When he first arrived, the Apple Pencil handwriting engine was his first target. Now with iPadOS 14 and Scribble, users can write in any text field without issue.
The move from Intel to Apple Silicon also offers more chances to implement machine learning in general Mac operations. With the Neural Engine in the Apple Silicon being even larger and more powerful than what is found in iPads, the machine learning capabilities will be huge.
John Giannandrea expects that the Neural Engine is key in the growth of software platforms and developers will be able to find new ways to implement it within their apps.
In December 2020 Giannandrea was placed in charge of the Apple Car project. He will run this in parallel to his responsibilities for Siri and machine learning platforms.
The role was previously held by former SVP of hardware engineering Bob Mansfield. He had retired in 2012 but stayed with Apple as an advisor until ultimately coming out of retirement in 2016 for Project Titan. He has now fully retired again.
The day-to-day operations are run by Doug Field who now reports to Giannandrea. The project will rely upon machine intelligence to develop autonomous driving systems.
The Cupertino tech giant's self-driving vehicles drove 18,805 miles on California roads in 2020, up from 7,544 miles in 2019, according to a report filed with the state's Department of Motor Vehicles.

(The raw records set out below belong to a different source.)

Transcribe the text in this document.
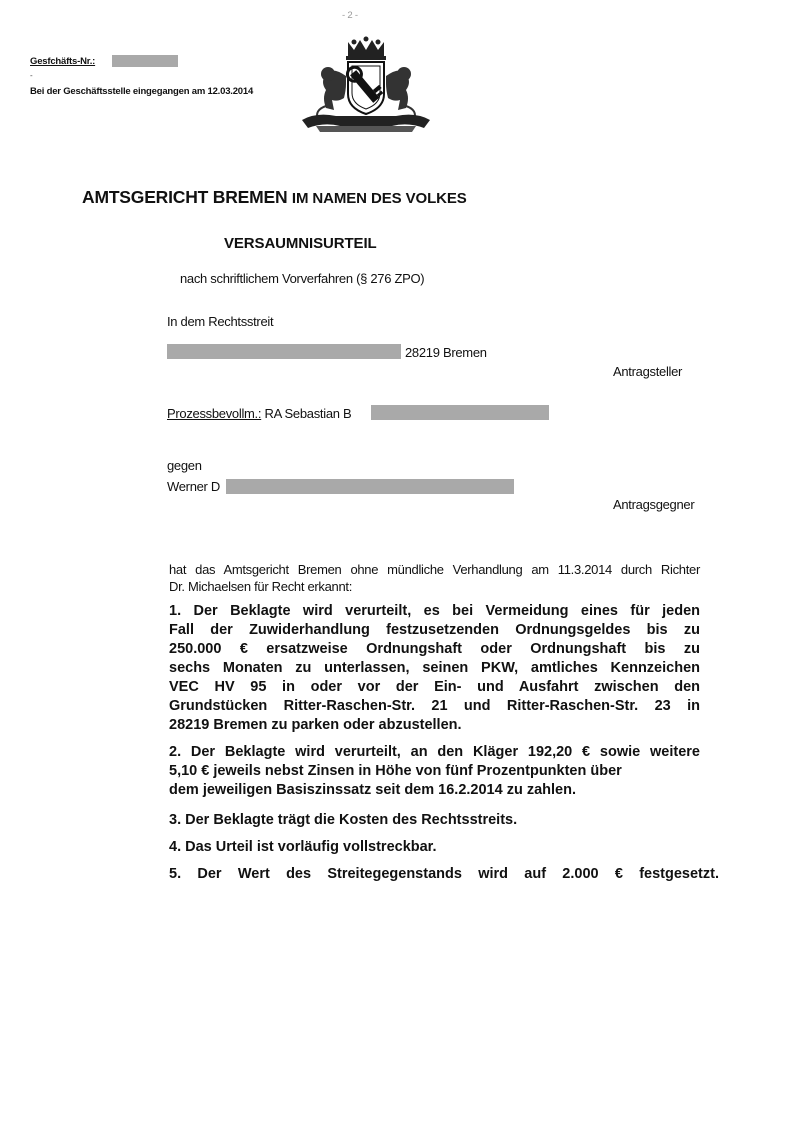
- 2 -
Gesfchäfts-Nr.:
-
Bei der Geschäftsstelle eingegangen am 12.03.2014
AMTSGERICHT BREMEN IM NAMEN DES VOLKES
VERSAUMNISURTEIL
nach schriftlichem Vorverfahren (§ 276 ZPO)
In dem Rechtsstreit
28219 Bremen
Antragsteller
Prozessbevollm.: RA Sebastian B
gegen
Werner D
Antragsgegner
hat das Amtsgericht Bremen ohne mündliche Verhandlung am 11.3.2014 durch Richter
Dr. Michaelsen für Recht erkannt:
1. Der Beklagte wird verurteilt, es bei Vermeidung eines für jeden
Fall der Zuwiderhandlung festzusetzenden Ordnungsgeldes bis zu
250.000 € ersatzweise Ordnungshaft oder Ordnungshaft bis zu
sechs Monaten zu unterlassen, seinen PKW, amtliches Kennzeichen
VEC HV 95 in oder vor der Ein- und Ausfahrt zwischen den
Grundstücken Ritter-Raschen-Str. 21 und Ritter-Raschen-Str. 23 in
28219 Bremen zu parken oder abzustellen.
2. Der Beklagte wird verurteilt, an den Kläger 192,20 € sowie weitere
5,10 € jeweils nebst Zinsen in Höhe von fünf Prozentpunkten über
dem jeweiligen Basiszinssatz seit dem 16.2.2014 zu zahlen.
3. Der Beklagte trägt die Kosten des Rechtsstreits.
4. Das Urteil ist vorläufig vollstreckbar.
5. Der Wert des Streitegegenstands wird auf 2.000 € festgesetzt.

In addition to more road testing, Apple's autonomous technology seems to have improved as well. The same report indicates that Apple's self-driving cars had a disengagement — a situation when a human driver needs to take over — every 145 miles. In 2019, Apple reported a disengagement every 118 miles.
Apple's road testing in both 2019 and 2020 still lagged behind 2018 when the company's cars drove nearly 80,000 miles but had a disengagement about every mile. Giannandrea's hire came at a time when Apple was beginning to accelerate car development.
Rumors in February 2021 indicated that Apple was in negotiations with car manufacturers like Hyundai. The rumors have died down, but the need for distribution channels shows how far along Project Titan has come.
Ming-Chi Kuo expects Apple to publically announce the Apple Car by 2025 and release it for sale by 2030. John Giannandrea's experience with machine intelligence and Google's self-driving project will likely spur Apple Car's development.